Wszystko zależy od mowy, także prestiż i autorytet nauczyciela. Mój przyjaciel, polonista, zaczął lekcję o twórczości Żeromskiego słowami: „Pamiętajcie, że z ‚Ludziami bezdomnymi’ nie uporamy się” – i w tym momencie zamarł. Popełnił błąd. W tym samym czasie ja na swojej lekcji powiedziałem: „Wspólnymi niciami mitologii greckiej oraz tradycji chrześcijańskiej…” i zacząłem płonąć ze wstydu. Z powodu popełnionego błędu.

Przerwa wybawiła nas z opresji. Spotkaliśmy się na korytarzu i podaliśmy sobie dłonie. Jeden błąd nie dyskwalifikuje człowieka, ale w oczach młodzieży na pewno tak. Byliśmy zatem w szkole spaleni. Kto wie, czy już jakiś młody umysł nie sprawdza w Internecie, czy Piotr albo ja naprawdę posiadamy dyplomy ukończenia studiów. Kto wie, może kupiliśmy je na rynku, a teraz udajemy tylko nauczycieli. Mam nadzieję, że Internetowi daleko jeszcze do bajkowego lustereczka, więc prawdy nikomu o naszych studiach nie powie. Jesteśmy na razie bezpieczni.

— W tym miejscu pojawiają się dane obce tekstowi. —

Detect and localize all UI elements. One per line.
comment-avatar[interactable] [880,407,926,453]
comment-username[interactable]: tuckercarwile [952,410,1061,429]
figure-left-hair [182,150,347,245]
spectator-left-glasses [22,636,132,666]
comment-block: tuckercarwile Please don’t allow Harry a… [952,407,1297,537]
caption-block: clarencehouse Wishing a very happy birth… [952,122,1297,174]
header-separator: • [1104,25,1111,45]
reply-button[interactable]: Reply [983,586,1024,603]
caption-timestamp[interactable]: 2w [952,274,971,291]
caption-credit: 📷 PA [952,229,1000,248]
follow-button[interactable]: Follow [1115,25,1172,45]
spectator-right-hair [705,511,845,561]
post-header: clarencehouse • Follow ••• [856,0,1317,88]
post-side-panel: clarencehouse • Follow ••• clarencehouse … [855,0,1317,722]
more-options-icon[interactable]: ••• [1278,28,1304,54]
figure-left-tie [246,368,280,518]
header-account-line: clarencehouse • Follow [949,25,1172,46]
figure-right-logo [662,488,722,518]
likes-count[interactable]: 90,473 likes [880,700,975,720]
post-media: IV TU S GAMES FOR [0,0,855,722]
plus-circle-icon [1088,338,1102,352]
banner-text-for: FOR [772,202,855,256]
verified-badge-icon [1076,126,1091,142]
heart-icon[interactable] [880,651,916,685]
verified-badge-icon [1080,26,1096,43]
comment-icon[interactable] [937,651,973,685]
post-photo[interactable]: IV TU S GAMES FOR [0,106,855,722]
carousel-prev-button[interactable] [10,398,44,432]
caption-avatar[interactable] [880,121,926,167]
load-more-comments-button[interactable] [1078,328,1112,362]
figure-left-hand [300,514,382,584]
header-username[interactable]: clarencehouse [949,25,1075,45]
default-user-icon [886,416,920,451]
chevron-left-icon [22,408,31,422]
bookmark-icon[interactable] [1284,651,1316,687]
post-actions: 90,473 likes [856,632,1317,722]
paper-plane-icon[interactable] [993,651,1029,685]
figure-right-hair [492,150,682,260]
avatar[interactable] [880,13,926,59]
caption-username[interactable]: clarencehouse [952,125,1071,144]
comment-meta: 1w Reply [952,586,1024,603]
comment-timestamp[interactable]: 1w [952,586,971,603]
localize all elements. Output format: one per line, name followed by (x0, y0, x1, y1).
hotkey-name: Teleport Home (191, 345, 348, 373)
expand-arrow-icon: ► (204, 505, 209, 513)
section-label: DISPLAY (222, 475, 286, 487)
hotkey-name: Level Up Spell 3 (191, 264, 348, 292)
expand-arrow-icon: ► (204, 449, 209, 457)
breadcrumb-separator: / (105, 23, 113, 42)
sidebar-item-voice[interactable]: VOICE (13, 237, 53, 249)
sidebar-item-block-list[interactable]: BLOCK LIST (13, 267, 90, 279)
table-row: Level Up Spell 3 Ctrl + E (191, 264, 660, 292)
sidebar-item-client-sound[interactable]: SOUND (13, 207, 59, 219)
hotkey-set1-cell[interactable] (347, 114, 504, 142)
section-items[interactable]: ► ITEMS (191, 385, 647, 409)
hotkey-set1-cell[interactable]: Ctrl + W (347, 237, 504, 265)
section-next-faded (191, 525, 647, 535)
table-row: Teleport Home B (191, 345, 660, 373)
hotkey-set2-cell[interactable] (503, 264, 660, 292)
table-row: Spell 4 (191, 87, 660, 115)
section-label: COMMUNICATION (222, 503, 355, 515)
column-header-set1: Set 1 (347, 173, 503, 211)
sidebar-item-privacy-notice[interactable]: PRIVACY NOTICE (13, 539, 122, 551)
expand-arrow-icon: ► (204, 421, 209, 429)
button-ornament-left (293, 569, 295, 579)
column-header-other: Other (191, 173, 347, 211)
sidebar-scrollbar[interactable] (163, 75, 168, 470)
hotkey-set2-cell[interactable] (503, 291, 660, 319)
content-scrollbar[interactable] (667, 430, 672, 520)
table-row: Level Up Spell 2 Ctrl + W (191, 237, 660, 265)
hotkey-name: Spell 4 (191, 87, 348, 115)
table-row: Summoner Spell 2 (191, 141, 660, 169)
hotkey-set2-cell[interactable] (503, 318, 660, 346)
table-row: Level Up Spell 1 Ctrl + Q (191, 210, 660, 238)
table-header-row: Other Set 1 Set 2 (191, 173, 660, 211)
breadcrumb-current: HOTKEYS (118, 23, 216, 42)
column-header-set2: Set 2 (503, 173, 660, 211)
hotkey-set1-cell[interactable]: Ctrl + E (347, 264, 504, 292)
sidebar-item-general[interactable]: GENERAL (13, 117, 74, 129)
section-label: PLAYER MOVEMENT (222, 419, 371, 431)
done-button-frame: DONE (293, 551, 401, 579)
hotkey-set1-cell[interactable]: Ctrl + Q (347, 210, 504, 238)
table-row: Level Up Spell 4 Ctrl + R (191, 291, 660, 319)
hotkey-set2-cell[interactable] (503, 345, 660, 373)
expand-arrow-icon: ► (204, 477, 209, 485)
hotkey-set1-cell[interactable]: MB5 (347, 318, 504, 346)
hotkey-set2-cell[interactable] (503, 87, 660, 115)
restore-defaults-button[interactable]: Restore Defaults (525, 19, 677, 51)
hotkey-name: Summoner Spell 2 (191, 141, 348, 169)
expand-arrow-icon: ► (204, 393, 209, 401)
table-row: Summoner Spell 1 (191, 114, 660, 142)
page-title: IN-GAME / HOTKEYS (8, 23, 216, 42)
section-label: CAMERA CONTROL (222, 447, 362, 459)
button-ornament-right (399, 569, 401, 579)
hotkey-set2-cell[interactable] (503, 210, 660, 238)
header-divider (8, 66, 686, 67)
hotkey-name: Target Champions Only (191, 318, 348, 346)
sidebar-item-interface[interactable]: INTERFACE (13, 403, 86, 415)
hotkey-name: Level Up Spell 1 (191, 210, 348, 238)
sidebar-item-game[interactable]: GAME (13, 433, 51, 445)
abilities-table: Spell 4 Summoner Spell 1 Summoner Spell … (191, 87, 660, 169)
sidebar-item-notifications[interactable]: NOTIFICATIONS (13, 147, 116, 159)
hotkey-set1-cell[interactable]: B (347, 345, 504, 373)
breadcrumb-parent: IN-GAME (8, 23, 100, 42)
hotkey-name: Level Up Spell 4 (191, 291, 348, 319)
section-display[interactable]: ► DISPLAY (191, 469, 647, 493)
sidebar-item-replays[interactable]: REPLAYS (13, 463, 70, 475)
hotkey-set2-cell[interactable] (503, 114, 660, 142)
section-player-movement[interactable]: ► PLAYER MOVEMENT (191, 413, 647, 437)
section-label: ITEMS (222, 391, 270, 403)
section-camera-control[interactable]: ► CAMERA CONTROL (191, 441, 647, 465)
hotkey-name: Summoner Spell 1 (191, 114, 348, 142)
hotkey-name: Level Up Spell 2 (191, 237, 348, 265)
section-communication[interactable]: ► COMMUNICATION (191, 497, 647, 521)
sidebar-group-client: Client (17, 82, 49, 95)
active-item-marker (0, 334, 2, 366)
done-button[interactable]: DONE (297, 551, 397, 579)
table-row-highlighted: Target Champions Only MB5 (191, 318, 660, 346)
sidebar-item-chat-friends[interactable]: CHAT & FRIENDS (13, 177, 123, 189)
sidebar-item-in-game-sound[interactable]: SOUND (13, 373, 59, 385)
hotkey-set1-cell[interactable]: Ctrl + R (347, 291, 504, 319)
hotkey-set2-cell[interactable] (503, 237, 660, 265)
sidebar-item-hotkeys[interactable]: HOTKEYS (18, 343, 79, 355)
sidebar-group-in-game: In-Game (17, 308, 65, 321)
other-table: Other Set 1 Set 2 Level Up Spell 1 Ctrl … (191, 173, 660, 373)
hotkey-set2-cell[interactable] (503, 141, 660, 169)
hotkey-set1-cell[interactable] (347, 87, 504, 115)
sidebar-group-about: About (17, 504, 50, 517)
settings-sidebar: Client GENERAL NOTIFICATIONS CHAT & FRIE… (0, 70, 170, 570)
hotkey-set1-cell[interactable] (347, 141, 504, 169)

Wróciłem na lekcję pokrzepiony świadomością, że w Polsce liczą się papiery, a nie wypowiadane słowa. A papiery mam wyjątkowo dobrze zrobione. Mogę zatem mówić, co chcę i jak chcę. Dla rozgrzewki palnąłem więc kilka błędów „w pierwszych słowach mego wykładu, ponieważ chciałem wszystkich pozdrowić i zapytać o zdrowie”. A co mi tam! Przecież duch tchnie, kędy chce. Wczoraj przemawiałem natchniony przez anioła, a dziś gadam, jakby wstąpił we mnie szatan językowej rozpusty. Nie wystarcza mi bezbarwny grad poprawnie wypowiadanych słów, nie chcę mówić mickiewiczowskim natchnieniem wypchany jak sowa. Pora przetrzepać słowa jak futra na wiosnę.

Ale na razie idzie zima, więc gadajmy drętwo i poprawnie. Moja wina.